What is it about Republicans that drives them to pick the wrong side of every issue? Do they honestly believe the correct stance on gay marriage is to legally prevent it? Do they really think it’s intelligent to avert stem cell research? Do they really think global warming isn’t caused by human activity? Do they really think marijuana is more dangerous than cigarettes or alcohol? Do they really believe Obama is a secret Muslim? I don’t know what kind of Kool-Aid these people drink, but it’s strong and it must be delicious – they keep going back for more.

But I’m not worried. The Republicans are a dying breed – they won’t be around for much longer. This election cycle spells the end of the old-school conservative ideology, at least in the political realm. They’re going out of fashion like a salmon-colored polo shirt.

It is so apparent to me the Republican Party has always had dubious and malevolent ambitions. They appear to be a clandestine cabal: a secret order conniving and scheming to their wit’s end. They’ve proven to be ruthless, unscrupulous and secretly racist and sexist. It saddens me to think there are people who agree with what they preach. But it brings me great joy to know they will have no place in 21st-century American politics.

History will paint this decade as the time when the Grand Old Party went off its grand old rocker and self-destructed. It ran up the national credit card with a ridiculous war. It ignored global warming at the critical time it could have been reversed. It completely mishandled Hurricane Katrina and the tens of thousands of homeless in New Orleans, which I experienced firsthand as a Tulane student. I will never forgive it. Ever.

But, in a weird way, I’m glad it’s made so many mistakes since the start of the millennium. It is for this very reason we will never see another Republican president, nor another Republican Senate or House majority. It’s done too much to damage its reputation – it will never recover.

And as the Republican Party falls, the Democratic Party shall rise. America’s been hanging a little to the left these days, partially because it’s been embittered by the right, and partially because the left is the honorable side. But if the right disappears and everybody’s partying on the left… then what happens?

The Democratic Party fractures into an assortment of independent, leftish parties with multi-faceted political objectives. Multi-party government, baby! This is the dawn of a new age in American politics, where we no longer subscribe to the ridiculously small scope of two-party governance. Our current system polarizes issues on two-dimensional continuums, where the Democrats and Republicans choose opposites. If one party stands for something, the other party stands for the opposite. This paradigm leaves no room for a multi-dimensional examination of issues. It’s given us political stagnation for decades.

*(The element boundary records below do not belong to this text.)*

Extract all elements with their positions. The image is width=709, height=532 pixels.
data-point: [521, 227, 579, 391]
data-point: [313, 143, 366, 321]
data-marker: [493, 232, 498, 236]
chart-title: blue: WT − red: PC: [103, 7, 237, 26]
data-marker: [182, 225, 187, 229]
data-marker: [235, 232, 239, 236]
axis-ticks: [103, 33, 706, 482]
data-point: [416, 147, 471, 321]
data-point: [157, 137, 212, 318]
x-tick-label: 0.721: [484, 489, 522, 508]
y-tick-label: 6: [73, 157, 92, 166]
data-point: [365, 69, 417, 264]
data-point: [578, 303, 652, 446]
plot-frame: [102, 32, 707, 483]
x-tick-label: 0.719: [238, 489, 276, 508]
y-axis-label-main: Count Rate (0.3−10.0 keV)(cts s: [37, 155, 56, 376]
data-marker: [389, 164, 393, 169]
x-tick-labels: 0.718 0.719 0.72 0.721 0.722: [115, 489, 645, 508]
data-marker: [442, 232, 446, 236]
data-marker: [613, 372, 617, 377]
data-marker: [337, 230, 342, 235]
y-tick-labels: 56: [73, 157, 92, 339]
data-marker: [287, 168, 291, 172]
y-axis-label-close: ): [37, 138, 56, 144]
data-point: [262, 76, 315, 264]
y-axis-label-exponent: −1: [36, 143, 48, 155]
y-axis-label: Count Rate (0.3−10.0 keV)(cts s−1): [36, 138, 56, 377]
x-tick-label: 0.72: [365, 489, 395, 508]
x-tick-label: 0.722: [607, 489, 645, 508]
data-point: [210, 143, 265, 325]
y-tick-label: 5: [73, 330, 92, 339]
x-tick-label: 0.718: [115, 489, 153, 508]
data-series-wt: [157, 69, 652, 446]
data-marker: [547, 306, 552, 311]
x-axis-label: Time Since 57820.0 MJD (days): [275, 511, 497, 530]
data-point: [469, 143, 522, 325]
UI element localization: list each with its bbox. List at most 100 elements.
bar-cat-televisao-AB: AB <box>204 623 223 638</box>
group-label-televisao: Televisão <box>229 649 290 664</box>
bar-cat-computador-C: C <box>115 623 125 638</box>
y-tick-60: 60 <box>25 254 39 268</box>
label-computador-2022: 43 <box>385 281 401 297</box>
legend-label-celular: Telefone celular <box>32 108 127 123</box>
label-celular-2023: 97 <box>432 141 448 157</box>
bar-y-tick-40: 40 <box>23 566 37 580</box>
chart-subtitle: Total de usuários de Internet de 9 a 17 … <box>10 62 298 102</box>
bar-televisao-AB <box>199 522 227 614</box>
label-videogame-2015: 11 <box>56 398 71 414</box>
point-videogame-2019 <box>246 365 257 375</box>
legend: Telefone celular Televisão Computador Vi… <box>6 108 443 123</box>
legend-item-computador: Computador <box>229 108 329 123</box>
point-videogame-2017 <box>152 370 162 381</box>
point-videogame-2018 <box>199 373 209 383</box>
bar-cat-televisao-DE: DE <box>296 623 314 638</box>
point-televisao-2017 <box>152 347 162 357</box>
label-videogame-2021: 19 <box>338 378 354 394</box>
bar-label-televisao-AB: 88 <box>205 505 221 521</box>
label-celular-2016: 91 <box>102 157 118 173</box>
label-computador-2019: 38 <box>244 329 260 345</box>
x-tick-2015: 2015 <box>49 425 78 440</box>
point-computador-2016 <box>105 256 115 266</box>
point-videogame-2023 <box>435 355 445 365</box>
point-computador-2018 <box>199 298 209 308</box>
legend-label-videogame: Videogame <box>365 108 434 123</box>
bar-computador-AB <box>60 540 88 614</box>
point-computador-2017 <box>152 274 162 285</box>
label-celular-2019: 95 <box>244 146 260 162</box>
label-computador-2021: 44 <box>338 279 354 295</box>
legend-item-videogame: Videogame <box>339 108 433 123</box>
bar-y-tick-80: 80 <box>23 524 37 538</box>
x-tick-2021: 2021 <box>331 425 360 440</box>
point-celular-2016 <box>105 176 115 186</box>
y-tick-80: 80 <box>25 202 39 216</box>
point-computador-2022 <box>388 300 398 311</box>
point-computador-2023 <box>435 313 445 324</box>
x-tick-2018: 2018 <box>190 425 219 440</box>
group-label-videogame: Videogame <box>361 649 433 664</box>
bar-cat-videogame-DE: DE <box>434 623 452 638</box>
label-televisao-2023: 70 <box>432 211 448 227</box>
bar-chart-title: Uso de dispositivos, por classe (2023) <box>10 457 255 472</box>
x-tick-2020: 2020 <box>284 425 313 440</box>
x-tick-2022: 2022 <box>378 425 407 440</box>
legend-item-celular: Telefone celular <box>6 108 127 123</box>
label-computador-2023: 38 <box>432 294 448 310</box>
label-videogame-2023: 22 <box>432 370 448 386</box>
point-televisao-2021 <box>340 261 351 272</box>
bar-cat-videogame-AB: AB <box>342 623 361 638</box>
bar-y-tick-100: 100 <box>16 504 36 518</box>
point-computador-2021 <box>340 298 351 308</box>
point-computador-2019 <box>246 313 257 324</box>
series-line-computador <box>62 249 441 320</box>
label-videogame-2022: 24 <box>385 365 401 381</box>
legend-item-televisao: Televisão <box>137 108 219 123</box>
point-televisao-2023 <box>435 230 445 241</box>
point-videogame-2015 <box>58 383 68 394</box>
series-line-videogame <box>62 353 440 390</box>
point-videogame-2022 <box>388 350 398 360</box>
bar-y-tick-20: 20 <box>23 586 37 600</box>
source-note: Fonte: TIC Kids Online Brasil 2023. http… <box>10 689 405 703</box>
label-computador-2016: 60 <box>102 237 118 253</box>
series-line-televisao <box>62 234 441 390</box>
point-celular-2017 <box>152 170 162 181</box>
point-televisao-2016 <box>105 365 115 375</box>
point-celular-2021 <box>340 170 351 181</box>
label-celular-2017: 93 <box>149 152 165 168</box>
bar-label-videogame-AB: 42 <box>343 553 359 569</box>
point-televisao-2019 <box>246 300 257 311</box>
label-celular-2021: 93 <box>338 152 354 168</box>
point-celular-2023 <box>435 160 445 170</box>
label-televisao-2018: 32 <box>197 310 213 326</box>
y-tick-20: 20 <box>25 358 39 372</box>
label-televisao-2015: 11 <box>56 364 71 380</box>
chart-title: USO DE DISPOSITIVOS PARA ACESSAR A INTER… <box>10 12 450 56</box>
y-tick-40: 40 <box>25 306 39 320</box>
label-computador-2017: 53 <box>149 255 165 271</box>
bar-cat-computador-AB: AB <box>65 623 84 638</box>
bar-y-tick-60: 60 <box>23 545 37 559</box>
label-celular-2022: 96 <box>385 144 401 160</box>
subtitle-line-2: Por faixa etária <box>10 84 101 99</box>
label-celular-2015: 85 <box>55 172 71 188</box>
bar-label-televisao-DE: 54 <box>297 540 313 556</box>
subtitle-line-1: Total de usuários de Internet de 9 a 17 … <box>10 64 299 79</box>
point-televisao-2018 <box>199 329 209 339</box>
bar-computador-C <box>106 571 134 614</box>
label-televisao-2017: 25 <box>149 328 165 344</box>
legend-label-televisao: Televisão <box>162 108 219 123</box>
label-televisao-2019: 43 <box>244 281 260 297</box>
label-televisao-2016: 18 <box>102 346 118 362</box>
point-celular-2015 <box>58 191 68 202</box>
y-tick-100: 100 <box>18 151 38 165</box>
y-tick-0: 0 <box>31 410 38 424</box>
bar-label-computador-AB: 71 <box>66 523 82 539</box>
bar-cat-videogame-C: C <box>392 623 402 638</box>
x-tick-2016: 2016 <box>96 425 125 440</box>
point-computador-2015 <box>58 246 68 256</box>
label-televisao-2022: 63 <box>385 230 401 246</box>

A multi-party Congress would allow us to fully veto bills before they pass. This new system would prevent any particular party from gaining too much political clout and influence. It would be a self-regulating, efficient and politically responsible way to run the country.

Can’t you see it? Look around you. There just aren’t as many racists, sexists, xenophobes and homophobes as there used to be. Those people are the base of the Republican Party – a base eroding exponentially. Conservative Republicans are akin to Nazis: seekers of social control and military might.

The Democratic Party is made up of purebloods: a party composed of compassionate, social observers who choose the most humane and appropriate stance on nearly every issue. Democrats are the true patriots of this land we love. I am exuberant about the political future of this country. With the Republicans out of government, we can begin to focus on the real issues in this country: global warming, relaxing sex and soft drug litigation, demilitarization, healthcare and immigration. No more military posturing around the globe, and no more imperial conquests. Just a great government whose first priority is the American people, not the grandeur and status of the American institution. I guess we’ll have to rethink what we label people, then. “Liberal” and “conservative” are so 20th century.